Organisations du secteur privé. Ces organisations, y compris les entreprises d'économie mixte, jouent un rôle important en matière de forêts et industries forestières. Elles couvrent un large éventail: propriétaires forestiers privés, individus ou sociétés, entreprises industrielles privées utilisant le bois et autres produits forestiers, firmes commerciales privées, sociétés privées de services dans le secteur des forêts et des industries forestières. Elles sont toutes représentées au niveau rural, soit directement soit par l'intermédiaire d'agents et d antennes sur le terrain, suivant la taille de l'entreprise.
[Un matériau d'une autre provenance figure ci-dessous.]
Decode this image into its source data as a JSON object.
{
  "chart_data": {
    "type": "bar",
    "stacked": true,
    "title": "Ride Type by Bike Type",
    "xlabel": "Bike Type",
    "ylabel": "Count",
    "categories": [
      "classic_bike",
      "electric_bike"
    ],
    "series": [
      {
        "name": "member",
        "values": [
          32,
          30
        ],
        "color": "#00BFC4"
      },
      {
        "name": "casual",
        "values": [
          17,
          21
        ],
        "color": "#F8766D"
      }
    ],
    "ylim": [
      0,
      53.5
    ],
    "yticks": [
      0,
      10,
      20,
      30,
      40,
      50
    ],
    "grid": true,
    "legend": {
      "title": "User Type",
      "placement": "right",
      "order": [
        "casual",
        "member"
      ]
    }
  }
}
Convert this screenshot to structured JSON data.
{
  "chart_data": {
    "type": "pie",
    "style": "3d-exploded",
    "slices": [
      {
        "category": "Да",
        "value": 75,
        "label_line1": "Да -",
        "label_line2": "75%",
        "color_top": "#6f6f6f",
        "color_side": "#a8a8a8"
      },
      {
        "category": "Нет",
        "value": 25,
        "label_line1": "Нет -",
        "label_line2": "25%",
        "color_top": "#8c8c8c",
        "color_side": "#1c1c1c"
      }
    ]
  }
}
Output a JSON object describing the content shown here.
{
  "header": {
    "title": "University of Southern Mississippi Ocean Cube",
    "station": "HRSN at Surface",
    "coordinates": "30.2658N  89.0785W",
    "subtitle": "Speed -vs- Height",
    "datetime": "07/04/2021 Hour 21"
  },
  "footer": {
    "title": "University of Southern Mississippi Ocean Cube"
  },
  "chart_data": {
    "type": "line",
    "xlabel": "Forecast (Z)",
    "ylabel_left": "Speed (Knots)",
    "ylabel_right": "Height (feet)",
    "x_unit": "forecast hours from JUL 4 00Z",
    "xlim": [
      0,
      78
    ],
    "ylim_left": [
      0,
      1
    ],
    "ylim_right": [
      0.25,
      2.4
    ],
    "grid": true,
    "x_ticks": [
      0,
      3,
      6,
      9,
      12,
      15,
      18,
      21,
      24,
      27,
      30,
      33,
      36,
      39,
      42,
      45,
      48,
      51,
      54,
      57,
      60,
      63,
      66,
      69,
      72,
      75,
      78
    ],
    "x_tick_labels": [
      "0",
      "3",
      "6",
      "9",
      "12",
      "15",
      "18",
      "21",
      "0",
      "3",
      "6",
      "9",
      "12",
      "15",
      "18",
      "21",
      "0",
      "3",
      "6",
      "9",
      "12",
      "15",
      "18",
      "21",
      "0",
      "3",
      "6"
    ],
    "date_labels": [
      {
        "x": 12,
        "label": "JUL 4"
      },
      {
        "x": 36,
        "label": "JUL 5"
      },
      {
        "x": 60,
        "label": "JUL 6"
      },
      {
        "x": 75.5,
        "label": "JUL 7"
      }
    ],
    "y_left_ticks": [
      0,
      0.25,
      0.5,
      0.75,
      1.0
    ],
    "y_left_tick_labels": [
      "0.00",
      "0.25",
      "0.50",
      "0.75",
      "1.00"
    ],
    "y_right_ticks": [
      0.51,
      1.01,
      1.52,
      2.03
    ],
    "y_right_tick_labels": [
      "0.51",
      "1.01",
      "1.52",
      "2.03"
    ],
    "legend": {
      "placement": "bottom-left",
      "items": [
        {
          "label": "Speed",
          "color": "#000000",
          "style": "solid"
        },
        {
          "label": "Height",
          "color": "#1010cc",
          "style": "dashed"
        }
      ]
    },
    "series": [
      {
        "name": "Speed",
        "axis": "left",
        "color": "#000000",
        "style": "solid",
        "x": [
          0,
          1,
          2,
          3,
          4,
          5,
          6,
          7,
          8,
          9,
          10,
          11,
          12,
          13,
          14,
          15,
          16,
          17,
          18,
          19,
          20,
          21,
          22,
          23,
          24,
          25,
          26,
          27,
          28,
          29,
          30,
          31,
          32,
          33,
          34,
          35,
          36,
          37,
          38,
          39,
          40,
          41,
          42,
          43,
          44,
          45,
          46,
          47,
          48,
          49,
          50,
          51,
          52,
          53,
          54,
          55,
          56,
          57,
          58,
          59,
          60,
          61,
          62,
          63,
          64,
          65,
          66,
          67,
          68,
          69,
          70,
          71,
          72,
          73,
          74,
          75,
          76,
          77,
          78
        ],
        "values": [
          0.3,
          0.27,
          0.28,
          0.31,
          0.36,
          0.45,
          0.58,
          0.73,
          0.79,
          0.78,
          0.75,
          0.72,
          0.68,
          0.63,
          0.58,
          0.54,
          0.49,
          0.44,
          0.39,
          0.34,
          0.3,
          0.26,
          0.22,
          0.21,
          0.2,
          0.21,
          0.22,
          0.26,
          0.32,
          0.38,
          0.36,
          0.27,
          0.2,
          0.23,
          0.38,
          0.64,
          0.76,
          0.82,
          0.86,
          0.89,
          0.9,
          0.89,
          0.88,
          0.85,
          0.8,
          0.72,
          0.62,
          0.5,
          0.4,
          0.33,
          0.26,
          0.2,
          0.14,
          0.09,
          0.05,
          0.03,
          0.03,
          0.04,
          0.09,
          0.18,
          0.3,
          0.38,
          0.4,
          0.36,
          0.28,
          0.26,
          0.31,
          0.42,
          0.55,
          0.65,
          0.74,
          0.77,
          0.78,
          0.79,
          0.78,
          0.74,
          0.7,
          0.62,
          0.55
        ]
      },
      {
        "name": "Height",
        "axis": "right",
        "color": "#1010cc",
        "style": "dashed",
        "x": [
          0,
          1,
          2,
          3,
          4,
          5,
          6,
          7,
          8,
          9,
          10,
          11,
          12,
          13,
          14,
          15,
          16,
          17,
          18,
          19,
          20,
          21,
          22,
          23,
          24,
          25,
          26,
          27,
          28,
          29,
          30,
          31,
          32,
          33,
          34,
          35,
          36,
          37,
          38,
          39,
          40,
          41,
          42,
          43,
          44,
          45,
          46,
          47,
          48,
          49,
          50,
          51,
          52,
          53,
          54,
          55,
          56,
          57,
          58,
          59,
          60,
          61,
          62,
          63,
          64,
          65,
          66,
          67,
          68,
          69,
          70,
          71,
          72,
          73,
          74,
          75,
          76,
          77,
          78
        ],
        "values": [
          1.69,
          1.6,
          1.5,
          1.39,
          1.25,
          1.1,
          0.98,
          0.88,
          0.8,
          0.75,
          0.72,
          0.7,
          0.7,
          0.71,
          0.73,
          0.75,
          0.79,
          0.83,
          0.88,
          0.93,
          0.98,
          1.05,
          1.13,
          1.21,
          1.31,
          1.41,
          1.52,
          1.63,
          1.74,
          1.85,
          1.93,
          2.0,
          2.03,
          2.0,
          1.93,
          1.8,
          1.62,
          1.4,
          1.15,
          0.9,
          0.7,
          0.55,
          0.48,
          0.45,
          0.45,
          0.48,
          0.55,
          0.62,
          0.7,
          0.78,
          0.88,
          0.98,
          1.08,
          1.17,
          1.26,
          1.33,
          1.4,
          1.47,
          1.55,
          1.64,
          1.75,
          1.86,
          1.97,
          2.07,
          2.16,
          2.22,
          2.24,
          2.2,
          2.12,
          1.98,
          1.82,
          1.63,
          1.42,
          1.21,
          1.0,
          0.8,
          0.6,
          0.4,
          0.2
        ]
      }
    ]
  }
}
Outre les emplois et les revenus qu'elles apportent en zones rurales, ces organisations privées offrent encore d'autres possibilités de développement.

Les industries de transformation, qui font appel à une large gamme de techniques, peuvent aller de petits ateliers artisanaux non mécanisés à de grandes usines de transformation. Même lorsque de grandes unités industrielles telles qu'usines de pâte ou fabriques de contre-plaqué sont implantées en zones urbaines ou périurbaines, elles conservent des liens très forts avec les zones rurales pour leurs approvisionnements en matières premières et autres facteurs de production. Il est par conséquent de l'intérêt des entreprises industrielles - scieries, usines de pâte et papier, industries des tabacs, fabriques d'allumettes, industries résinières - d'encourager et de soutenir la production de matières premières forestières en passant l'accords techniques et commerciaux satisfaisants. A longue échéance, les entreprises privées elles-mêmes ne peuvent qu'y gagner en aidant les ruraux à améliorer leur savoir-faire et leurs capacités techniques.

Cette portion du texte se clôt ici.